Un inconvénient est que tout caractère NULL termine nft_log->prefix, donc
nous ne pouvons pas lire au-delà des octets NULL lors de la fuite du contenu
mémoire. Cela est résolu à l'étape suivante, où nous allouons
nft_object->udata pour réutiliser le bloc mémoire de nft_log->prefix et
détruisons l'expression nft_log. Cela désalloue la mémoire de
nft_object->udata, mais nous pouvons désormais encore utiliser le pointeur
pendant nft_object->udata pour fuiter le contenu mémoire sans restriction sur
les octets NULL.
En cherchant des structures adaptées pour les étapes suivantes, nous avons opté
pour nft_expr alloué via nft_dynset_new(). Ces structures vivent dans les
mêmes slabs que nft_log->prefix et nft_object->udata. De plus, nous avons
un contrôle raisonnable sur la taille d'allocation, ce qui nous permet par la
suite de basculer facilement entre des slabs de tailles différentes si
nécessaire.
Pour utiliser ces structures, nous créons un filtre de paquets avec l'expression
nft_dynset. Lorsque nous envoyons des paquets sur l'interface de bouclage
(loopback), l'expression nft_dynset appelle nft_dynset_new() pour créer de
nouveaux éléments pour le nft_set associé. Les éléments créés sont des
expressions avec état des types suivants :
nft_counter pour obtenir l'emplacement de nf_tables.ko dans la mémoire du
noyau.
La structure inclut un pointeur vers nft_counter_ops dans le module noyau
nf_tables.ko. Nous fuitons ce pointeur en lisant nft_object->udata.
nft_quota pour la lecture et l'écriture mémoire arbitraires.
Nous pouvons désallouer et réallouer nft_object->udata de manière répétée
pour modifier le pointeur nft_quota->consumed. Ensuite, nous effectuons
l'opération NFT_MSG_GETSETELEM qui appelle nft_quota_do_dump() pour lire
le contenu de la mémoire référencée et transmet le résultat sous forme
d'attribut NFTA_QUOTA_CONSUMED dans la réponse. Pour les écritures, nous
envoyons simplement des paquets sur l'interface de bouclage, où
nft_quota_do_eval() appelle :
static inline bool nft_overquota(struct nft_quota *priv,
const struct sk_buff *skb)
{
return atomic64_add_return(skb->len, priv->consumed) >=
pour modifier nft_quota->consumed.
Nous utilisons la lecture mémoire arbitraire ci-dessus pour obtenir l'adresse de base du noyau (kernel core). Ensuite, nous modifions la sous-chaîne « sbin » du chemin « /sbin/modprobe », afin qu'elle soit remplacée par « /tmp ». Le chemin résultant « //tmp/modprobe » est ensuite utilisé par le noyau pour démarrer un processus avec les privilèges root, dont nous contrôlons le contenu du fichier.

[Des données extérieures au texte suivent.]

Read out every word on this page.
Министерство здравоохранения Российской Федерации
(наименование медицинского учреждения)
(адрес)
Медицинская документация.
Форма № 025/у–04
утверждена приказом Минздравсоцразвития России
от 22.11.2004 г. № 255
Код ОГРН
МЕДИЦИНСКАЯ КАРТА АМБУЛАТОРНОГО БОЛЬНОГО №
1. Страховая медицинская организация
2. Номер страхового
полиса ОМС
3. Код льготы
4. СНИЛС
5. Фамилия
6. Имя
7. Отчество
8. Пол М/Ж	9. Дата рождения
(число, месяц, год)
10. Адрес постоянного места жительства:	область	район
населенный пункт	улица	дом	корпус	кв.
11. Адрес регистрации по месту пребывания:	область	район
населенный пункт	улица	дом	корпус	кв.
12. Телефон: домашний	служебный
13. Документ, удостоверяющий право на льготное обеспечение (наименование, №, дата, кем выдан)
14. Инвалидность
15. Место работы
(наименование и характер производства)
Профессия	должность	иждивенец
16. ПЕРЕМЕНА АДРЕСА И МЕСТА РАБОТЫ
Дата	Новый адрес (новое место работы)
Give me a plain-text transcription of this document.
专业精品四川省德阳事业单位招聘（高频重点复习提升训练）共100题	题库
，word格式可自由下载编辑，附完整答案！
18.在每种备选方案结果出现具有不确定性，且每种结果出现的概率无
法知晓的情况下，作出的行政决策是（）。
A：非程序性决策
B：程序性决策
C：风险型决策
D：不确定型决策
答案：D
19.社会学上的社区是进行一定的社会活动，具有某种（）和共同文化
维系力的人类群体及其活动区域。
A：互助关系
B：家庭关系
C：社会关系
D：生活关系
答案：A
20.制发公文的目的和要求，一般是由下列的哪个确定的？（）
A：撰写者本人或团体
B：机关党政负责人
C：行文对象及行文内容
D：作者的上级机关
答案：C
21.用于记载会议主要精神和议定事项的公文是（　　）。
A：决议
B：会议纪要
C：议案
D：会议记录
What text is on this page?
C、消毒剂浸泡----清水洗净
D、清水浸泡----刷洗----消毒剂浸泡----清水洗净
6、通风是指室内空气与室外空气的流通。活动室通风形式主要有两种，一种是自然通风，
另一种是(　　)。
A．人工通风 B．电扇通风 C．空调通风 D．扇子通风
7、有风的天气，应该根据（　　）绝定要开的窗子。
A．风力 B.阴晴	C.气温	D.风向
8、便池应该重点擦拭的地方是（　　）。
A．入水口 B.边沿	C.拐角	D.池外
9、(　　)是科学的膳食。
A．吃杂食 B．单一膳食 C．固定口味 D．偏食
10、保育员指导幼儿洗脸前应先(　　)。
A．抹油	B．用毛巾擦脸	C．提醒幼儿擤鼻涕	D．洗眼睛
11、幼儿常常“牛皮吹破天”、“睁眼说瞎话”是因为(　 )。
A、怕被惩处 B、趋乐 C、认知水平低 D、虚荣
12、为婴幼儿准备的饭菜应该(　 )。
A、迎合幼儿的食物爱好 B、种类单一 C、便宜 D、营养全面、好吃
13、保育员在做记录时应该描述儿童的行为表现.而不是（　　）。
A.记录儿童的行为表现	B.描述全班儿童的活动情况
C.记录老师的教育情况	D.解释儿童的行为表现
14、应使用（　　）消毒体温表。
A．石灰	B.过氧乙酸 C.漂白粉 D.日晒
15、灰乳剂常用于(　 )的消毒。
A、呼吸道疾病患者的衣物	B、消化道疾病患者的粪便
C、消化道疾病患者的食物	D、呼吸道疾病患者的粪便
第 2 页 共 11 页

Notez que nous n'avons fait aucun effort intentionnel pour contourner l'intégrité du flux de contrôle. Cependant, pour chacune des étapes de l'exploitation, nous avons consciemment choisi les primitives les plus flexibles et les plus robustes. Il s'avère que notre sélection a en quelque sorte évité toutes les primitives qui pourraient potentiellement être bloquées par l'intégrité du flux de contrôle. Nous sommes maintenant curieux de confirmer par des tests que l'exploit résultant fonctionne réellement contre les systèmes dotés de mitigations d'intégrité du flux de contrôle.